It doesn’t take sprawling castles or centuries of history to make a house haunted. Sometimes the simplest of structures can be home to the most terrifying and tragic ghost stories you will ever hear. Don’t believe us? Take it from America’s most haunted homes across ten states!

California: The Whaley House

The run-down looking Whaley House in 1965
The Whaley House in San Diego, California circa 1965. (Photo Credit: Harvey Meston / Archive Photos / Getty Images)

Dubbed “America’s most haunted house,” the Whaley House was fated to be a haunted destination before it was even built. Located in Old Town, San Diego, the property has long been an infamous location in the community. The story claims that horse thief Yankee Jim Robinson was executed on the site, but that didn’t stop Thomas Whaley from building a house on the grounds in 1856.

It didn’t take long for tragedy to plague the Whaley family once they moved into the home.
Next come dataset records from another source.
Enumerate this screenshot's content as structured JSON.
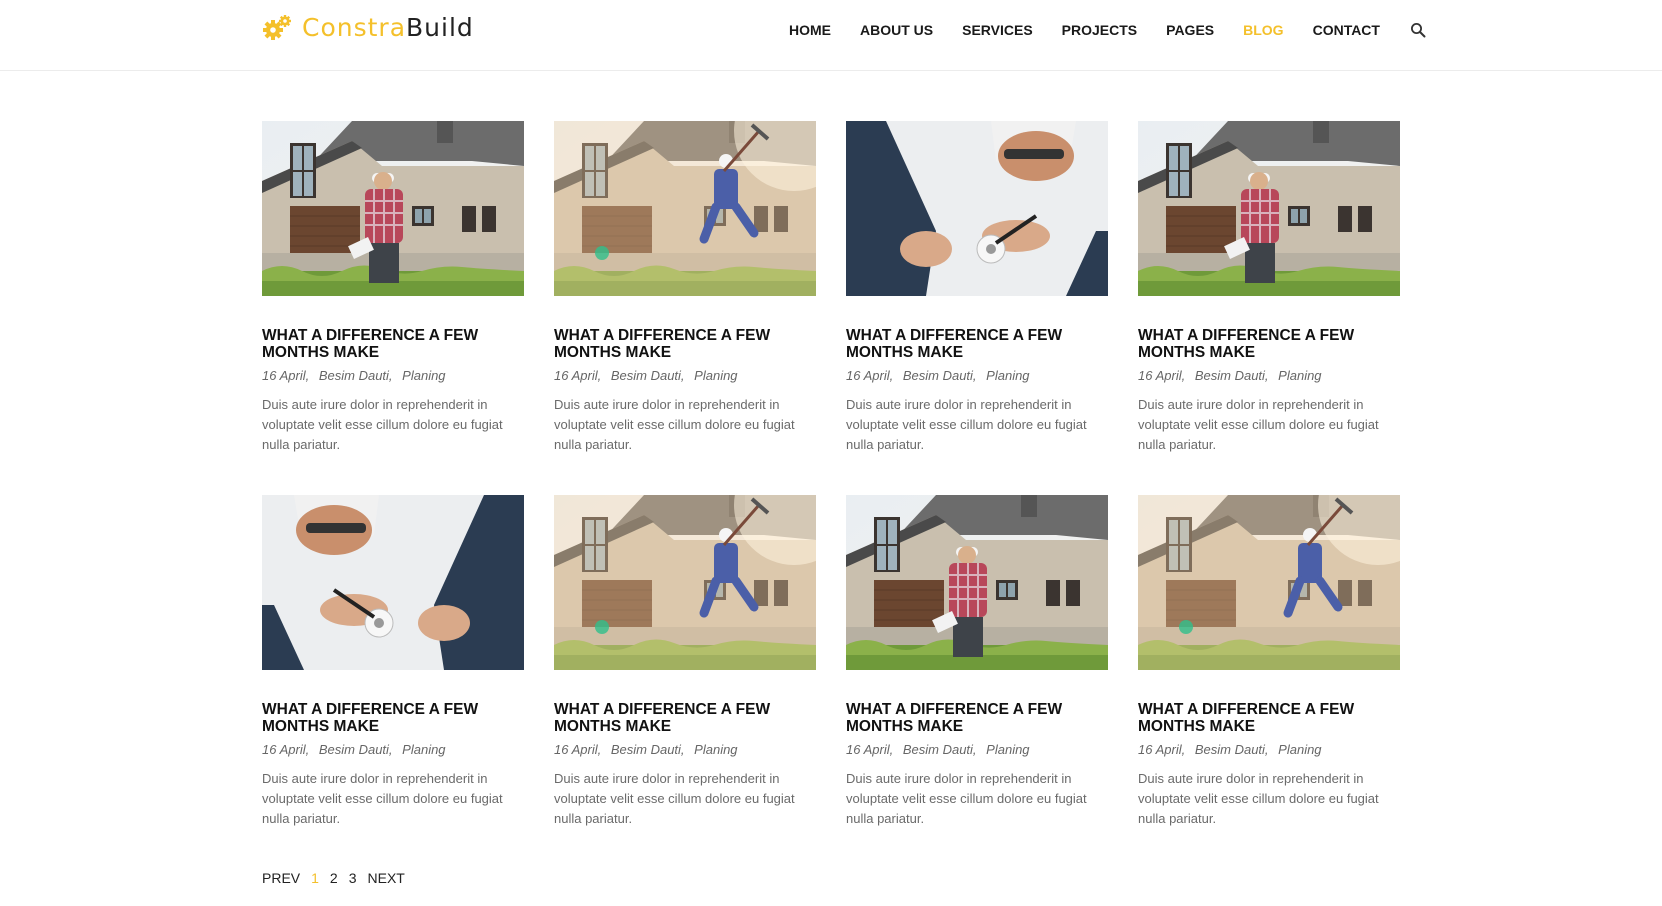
{
  "brand": {
    "name_part1": "Constra",
    "name_part2": "Build",
    "accent_color": "#f4c02b",
    "icon": "gears-icon"
  },
  "nav": {
    "items": [
      {
        "label": "HOME",
        "active": false
      },
      {
        "label": "ABOUT US",
        "active": false
      },
      {
        "label": "SERVICES",
        "active": false
      },
      {
        "label": "PROJECTS",
        "active": false
      },
      {
        "label": "PAGES",
        "active": false
      },
      {
        "label": "BLOG",
        "active": true
      },
      {
        "label": "CONTACT",
        "active": false
      }
    ],
    "search_icon": "search-icon"
  },
  "posts": [
    {
      "image": "worker-house",
      "title": "WHAT A DIFFERENCE A FEW MONTHS MAKE",
      "date": "16 April",
      "author": "Besim Dauti",
      "category": "Planing",
      "excerpt": "Duis aute irure dolor in reprehenderit in voluptate velit esse cillum dolore eu fugiat nulla pariatur."
    },
    {
      "image": "jumping-worker",
      "title": "WHAT A DIFFERENCE A FEW MONTHS MAKE",
      "date": "16 April",
      "author": "Besim Dauti",
      "category": "Planing",
      "excerpt": "Duis aute irure dolor in reprehenderit in voluptate velit esse cillum dolore eu fugiat nulla pariatur."
    },
    {
      "image": "electrician",
      "title": "WHAT A DIFFERENCE A FEW MONTHS MAKE",
      "date": "16 April",
      "author": "Besim Dauti",
      "category": "Planing",
      "excerpt": "Duis aute irure dolor in reprehenderit in voluptate velit esse cillum dolore eu fugiat nulla pariatur."
    },
    {
      "image": "worker-house",
      "title": "WHAT A DIFFERENCE A FEW MONTHS MAKE",
      "date": "16 April",
      "author": "Besim Dauti",
      "category": "Planing",
      "excerpt": "Duis aute irure dolor in reprehenderit in voluptate velit esse cillum dolore eu fugiat nulla pariatur."
    },
    {
      "image": "electrician",
      "title": "WHAT A DIFFERENCE A FEW MONTHS MAKE",
      "date": "16 April",
      "author": "Besim Dauti",
      "category": "Planing",
      "excerpt": "Duis aute irure dolor in reprehenderit in voluptate velit esse cillum dolore eu fugiat nulla pariatur."
    },
    {
      "image": "jumping-worker",
      "title": "WHAT A DIFFERENCE A FEW MONTHS MAKE",
      "date": "16 April",
      "author": "Besim Dauti",
      "category": "Planing",
      "excerpt": "Duis aute irure dolor in reprehenderit in voluptate velit esse cillum dolore eu fugiat nulla pariatur."
    },
    {
      "image": "worker-house",
      "title": "WHAT A DIFFERENCE A FEW MONTHS MAKE",
      "date": "16 April",
      "author": "Besim Dauti",
      "category": "Planing",
      "excerpt": "Duis aute irure dolor in reprehenderit in voluptate velit esse cillum dolore eu fugiat nulla pariatur."
    },
    {
      "image": "jumping-worker",
      "title": "WHAT A DIFFERENCE A FEW MONTHS MAKE",
      "date": "16 April",
      "author": "Besim Dauti",
      "category": "Planing",
      "excerpt": "Duis aute irure dolor in reprehenderit in voluptate velit esse cillum dolore eu fugiat nulla pariatur."
    }
  ],
  "pagination": {
    "prev": "PREV",
    "pages": [
      "1",
      "2",
      "3"
    ],
    "current": "1",
    "next": "NEXT"
  }
}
Their young son Thomas died inside the house at 18 months old after contracting scarlet fever. When their general store caught fire, the Whaleys moved out of the house but returned in 1868 with their five surviving children.

Their daughter Violet married George T. Bertolacci, who revealed his controversial past to his new wife after their wedding. Violet was so distraught that she ended her life by suicide in the house. The Whaley family abandoned their home once again until their son Francis took on the challenge of restoring the property to turn it into a tourist attraction. Ever since, strange things have happened at the Whaley house.

The spirits of Thomas, Anna, and others have been seen within the home, while lights turn on and off by themselves and the parlor room’s lamp swings on its own. Today, you can tour the Whaley House and see the paranormal phenomenon for yourself!

Colorado: The Molly Brown House

The front of the Molly Brown house
Colorado’s Molly Brown House. (Photo Credit: Ken Lund / Flickr / CC BY-SA 2.0)

The Molly Brown House was built in 1889 and was owned by the infamous and “unsinkable” Molly Brown – a philanthropist and survivor of the Titanic tragedy. Molly and her husband J.J. Brown both came from lower-class families and lived a normal life until J.J. discovered gold inside a Colorado mine. As shareholders of the company that owned the mine, J.J. and Molly became millionaires overnight.

The couple purchased their home in 1894. Molly started several charitable fundraisers and became a local advocate for improving poverty in Denver. Molly boarded the Titanic in 1912, where her life would change forever. She survived the sinking on a lifeboat and used her fortune to help aid rescue efforts and keep the memory of Titanic victims alive. She also began to raise money and awareness for the women’s suffrage movement.

Visitors to the home have claimed to smell pipe smoke when no one is home, likely from the ghost of J.J. Brown. Lightbulbs become unscrewed and furniture is often found rearranged. The Molly Brown House Museum offers daily tours.

Florida: The Riddle House

The Riddle House
The Riddle House, circa 2013. (Photo Credit: 12george1 / Wikimedia Commons / CC BY-SA 3.0)

The Edwardian-era Riddle House is located in West Palm Beach, Florida. Even though it was a simple home for middle-class workers it is considered the most haunted house in Florida. The home was built in 1905 using leftover wood from the construction of a hotel nearby. Originally, the cemetery gatekeeper lived there and the house also served as a funeral parlor. It was eventually purchased by the Palm Beach government in 1914 and was then called “City House.”

In 1920, Karl Riddle moved into the house as the first city manager and superintendent of public works of West Palm Beach. The house was left vacant several years later and used as a school and dormitory before it was moved to Yesteryear Village, a heritage attraction, in the 1980s.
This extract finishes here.